Here is a good article that was sent to me from Citigroup.
Skill Build for Success: How personal investment can pay professional dividends
The begining of the year is the perfect time to reflect on what you’ve accomplished in the last twelve months and to prioritize goals for the future.
All too often, entrepreneurs focus solely on the ‘hard’, financial metrics to gauge their progress and underestimate the importance of building the softer skills that can also drive success. You invest in your business, but how much are you investing in YOU?
As you look to the New Year, think about what you can do in 2008 to build skills that will make you more successful at work. The following are tried-and-true strategies that can help take you, and your business, to the next level:
1. Take a training class
Take a step back and assess what personal improvements could make a professional difference for you. Ask yourself: “What skills am I lacking?”, “In what areas of my business can I do a better job?” Then, consider taking a training class to let the learning begin.
“Last year I looked at my business and realized that I could make a lot more money if I learned ways to create better contracts, terms and deals in general,” said Lisa Bodell, CEO of futurethink, an innovation research and training firm. “I couldn’t afford much time out of the office, so I took a two-day negotiating seminar with a local university. In just 48 hours and for a few hundred dollars, I learned critical tips, tricks and tools to close better deals. It’s probably the best thing I ever did – for me, and my business.”
Many universities and training associations offer seminars that build critical skills and require minimal time and money to participate. Consider classes that tackle skills critical for business owners to know, such as:
- Selling: Learn how to find better leads and land better clients
- Negotiating: Create solid contracts and close bigger deals
- Computers/Technology: Increase productivity with new tips and tricks
- Marketing: Reach out to new audiences in new ways
- Presentation and Communication Skills: Communicate with more clarity and impact
Do your research by going online, getting training catalogs, and talking to fellow business owners. Learn what types of training have been valuable for your peers.
2. Build your personal network
So much of our professional success is driven by personal connections. Are you connected? Get on track by getting in touch – with old friends, colleagues, or people you’d like to get to know. By making time for conversations over coffee or sharing information via email around mutual areas of interest, you can form important bonds and make valuable contacts for building your business.
“We were expanding and I needed to find an outsourced call center that we could work with ASAP to help handle our customer service,” said Laurence Lederer, CEO of GuidePoint Health, a Health Insurance firm in Stamford, CT. “I called a couple of fathers I knew from my son’s class at school and they gave me the names of two companies within an hour. My personal network has been invaluable in helping me professionally – they knew what I was looking for right away.”

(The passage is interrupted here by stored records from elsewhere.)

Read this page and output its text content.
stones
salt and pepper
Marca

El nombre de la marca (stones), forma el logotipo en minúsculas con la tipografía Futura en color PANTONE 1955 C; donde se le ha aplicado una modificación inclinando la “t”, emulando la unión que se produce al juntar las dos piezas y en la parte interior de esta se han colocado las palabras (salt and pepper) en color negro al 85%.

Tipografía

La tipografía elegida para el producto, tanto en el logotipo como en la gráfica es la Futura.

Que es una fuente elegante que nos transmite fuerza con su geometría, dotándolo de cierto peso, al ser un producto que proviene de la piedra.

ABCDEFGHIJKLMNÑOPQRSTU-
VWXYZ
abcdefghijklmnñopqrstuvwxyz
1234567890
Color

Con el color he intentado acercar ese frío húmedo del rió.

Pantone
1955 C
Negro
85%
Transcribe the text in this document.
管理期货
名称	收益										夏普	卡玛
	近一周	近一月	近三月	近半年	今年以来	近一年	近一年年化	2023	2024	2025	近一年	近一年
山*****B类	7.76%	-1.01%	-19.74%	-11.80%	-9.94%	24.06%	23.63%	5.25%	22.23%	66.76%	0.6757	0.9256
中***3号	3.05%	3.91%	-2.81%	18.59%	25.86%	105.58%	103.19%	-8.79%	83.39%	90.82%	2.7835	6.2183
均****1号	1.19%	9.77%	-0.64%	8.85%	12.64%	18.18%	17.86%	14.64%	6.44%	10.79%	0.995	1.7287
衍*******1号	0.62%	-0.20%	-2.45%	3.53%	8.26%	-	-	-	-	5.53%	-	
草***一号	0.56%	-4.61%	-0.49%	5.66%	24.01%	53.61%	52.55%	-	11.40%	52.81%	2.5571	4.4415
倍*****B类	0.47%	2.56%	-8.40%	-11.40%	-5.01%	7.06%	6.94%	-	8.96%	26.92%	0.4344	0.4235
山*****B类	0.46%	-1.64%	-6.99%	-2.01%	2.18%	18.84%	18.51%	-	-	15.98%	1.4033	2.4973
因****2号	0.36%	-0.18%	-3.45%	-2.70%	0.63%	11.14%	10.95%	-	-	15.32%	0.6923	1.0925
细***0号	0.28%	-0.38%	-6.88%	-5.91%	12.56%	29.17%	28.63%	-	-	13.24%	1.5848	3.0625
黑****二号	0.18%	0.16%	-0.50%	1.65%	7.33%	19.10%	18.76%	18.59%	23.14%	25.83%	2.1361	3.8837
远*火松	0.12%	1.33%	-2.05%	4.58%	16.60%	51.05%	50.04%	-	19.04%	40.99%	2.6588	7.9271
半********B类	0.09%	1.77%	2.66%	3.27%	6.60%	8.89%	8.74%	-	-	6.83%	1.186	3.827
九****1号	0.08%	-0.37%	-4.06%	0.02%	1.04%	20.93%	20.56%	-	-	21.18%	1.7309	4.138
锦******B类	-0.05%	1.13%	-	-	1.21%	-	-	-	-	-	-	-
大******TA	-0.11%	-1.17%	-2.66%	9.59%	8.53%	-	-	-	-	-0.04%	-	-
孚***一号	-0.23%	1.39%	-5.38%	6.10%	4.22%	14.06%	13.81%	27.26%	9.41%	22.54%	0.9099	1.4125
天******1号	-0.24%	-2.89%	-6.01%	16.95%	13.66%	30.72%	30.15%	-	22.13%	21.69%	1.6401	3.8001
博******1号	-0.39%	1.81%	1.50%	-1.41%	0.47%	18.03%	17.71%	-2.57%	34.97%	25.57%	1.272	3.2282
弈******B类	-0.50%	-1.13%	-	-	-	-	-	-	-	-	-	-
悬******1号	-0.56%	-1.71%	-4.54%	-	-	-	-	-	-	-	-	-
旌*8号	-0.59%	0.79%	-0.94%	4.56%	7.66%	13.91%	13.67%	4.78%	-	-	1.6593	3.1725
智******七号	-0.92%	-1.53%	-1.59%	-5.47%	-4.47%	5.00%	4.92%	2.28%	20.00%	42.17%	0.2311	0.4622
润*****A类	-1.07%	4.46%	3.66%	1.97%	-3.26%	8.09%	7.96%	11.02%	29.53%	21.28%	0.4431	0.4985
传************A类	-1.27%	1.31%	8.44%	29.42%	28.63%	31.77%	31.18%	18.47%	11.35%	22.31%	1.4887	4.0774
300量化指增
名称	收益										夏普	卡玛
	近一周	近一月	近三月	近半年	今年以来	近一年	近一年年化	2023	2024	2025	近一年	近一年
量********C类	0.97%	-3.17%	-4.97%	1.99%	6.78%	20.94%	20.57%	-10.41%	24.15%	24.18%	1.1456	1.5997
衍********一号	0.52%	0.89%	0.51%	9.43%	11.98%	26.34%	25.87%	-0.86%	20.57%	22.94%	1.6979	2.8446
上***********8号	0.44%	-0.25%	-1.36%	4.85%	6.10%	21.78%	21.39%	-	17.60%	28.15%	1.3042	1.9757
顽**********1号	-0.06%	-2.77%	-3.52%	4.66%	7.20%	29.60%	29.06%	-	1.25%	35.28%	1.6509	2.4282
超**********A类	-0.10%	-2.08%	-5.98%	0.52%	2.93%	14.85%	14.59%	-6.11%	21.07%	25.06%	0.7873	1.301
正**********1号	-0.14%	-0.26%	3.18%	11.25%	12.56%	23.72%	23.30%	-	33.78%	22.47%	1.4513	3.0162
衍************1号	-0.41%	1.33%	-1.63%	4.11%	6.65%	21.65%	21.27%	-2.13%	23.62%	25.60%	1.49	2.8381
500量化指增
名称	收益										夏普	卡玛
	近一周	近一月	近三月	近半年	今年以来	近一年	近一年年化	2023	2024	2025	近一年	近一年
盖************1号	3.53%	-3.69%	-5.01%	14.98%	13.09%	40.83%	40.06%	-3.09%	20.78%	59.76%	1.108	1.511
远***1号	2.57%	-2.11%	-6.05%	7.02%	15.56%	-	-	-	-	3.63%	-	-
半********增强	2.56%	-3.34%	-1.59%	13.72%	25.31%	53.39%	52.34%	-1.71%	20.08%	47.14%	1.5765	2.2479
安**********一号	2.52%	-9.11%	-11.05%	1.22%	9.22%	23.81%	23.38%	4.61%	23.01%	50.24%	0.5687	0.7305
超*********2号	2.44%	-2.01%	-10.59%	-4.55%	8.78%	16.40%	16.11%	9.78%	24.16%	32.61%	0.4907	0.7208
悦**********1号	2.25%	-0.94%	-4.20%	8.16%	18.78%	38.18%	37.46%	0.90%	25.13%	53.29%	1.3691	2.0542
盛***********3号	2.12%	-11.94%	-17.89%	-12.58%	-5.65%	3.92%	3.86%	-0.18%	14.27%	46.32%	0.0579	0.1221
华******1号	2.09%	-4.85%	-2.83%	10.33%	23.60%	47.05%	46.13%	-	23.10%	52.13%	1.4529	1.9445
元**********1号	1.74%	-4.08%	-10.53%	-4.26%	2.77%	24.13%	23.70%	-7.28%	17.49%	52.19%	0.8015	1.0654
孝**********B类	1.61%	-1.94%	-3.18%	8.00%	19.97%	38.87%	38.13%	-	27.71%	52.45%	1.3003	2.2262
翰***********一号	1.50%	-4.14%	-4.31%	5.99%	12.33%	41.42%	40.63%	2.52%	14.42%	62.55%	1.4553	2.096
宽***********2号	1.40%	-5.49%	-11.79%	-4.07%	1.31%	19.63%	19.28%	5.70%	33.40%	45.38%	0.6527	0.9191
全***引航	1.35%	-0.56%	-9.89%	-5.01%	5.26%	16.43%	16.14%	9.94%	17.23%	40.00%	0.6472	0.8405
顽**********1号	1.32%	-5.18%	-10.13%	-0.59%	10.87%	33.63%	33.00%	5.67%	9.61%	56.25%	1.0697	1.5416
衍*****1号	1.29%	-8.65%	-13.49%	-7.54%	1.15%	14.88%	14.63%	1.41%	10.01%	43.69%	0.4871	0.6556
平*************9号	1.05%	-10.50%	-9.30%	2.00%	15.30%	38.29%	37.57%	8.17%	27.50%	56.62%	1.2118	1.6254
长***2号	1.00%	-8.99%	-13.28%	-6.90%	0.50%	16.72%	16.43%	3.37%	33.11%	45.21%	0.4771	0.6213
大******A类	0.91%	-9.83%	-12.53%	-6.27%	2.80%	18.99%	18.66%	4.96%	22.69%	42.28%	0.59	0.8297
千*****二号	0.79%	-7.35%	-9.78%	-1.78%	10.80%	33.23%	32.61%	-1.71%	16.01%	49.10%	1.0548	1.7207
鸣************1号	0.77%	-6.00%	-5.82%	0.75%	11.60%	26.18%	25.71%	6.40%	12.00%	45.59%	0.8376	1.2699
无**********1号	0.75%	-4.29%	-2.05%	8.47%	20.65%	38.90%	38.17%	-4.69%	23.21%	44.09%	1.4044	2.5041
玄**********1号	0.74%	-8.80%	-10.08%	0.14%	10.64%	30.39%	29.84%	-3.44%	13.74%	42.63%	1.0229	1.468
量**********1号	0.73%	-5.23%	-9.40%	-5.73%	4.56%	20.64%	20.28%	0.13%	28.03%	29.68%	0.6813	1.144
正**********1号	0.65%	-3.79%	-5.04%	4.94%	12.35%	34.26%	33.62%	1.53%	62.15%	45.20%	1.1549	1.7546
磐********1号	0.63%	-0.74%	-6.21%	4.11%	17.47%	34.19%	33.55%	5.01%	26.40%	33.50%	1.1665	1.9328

When building your network, keep the following guidelines in mind:
- Commit time to connecting – Just shooting someone an email isn’t enough to build a relationship. Pick up the phone or meet for a quick lunch to make a deeper connection.
- Mix it up – To learn something new, meet someone new. The best rolodexes include people from different background, interests and age groups. You might be surprised by how much you can learn from someone who seems like your polar opposite.
- Give a little, get a lot – The best way to get help when you need it is to set an example by being generous with your own time and advice. Share articles or contacts with people in your network who could use them. You can be sure they’ll return the favor when you need it most.
3. Hire a personal coach
Ready to sharpen your skills, but not sure where to start? Consider hiring a personal coach. A coach can be enormously helpful in assessing your strengths, identifying areas of improvement, prioritizing goals for success, and helping you know where to better focus your business. Their goal is to not only build skills but build confidence:
“The most important thing I do with my clients is to help them overcome the obstacles between where they are and where they want to be. I ask them the questions they’ve never taken the time to answer,” comments Joe Watson, founder of No Excuses consulting in Reston, VA. “We explore things like: ‘What would your peers say are your biggest weaknesses? What’s your biggest professional fear? What gives you the most satisfaction – at work, and outside of work?’ My goal is to help people change old behaviors and build new skills to move forward in all areas of their life.”
Make 2008 the year of YOU. Chances are, your business and your clients will reap the rewards.
How well are you investing in yourself?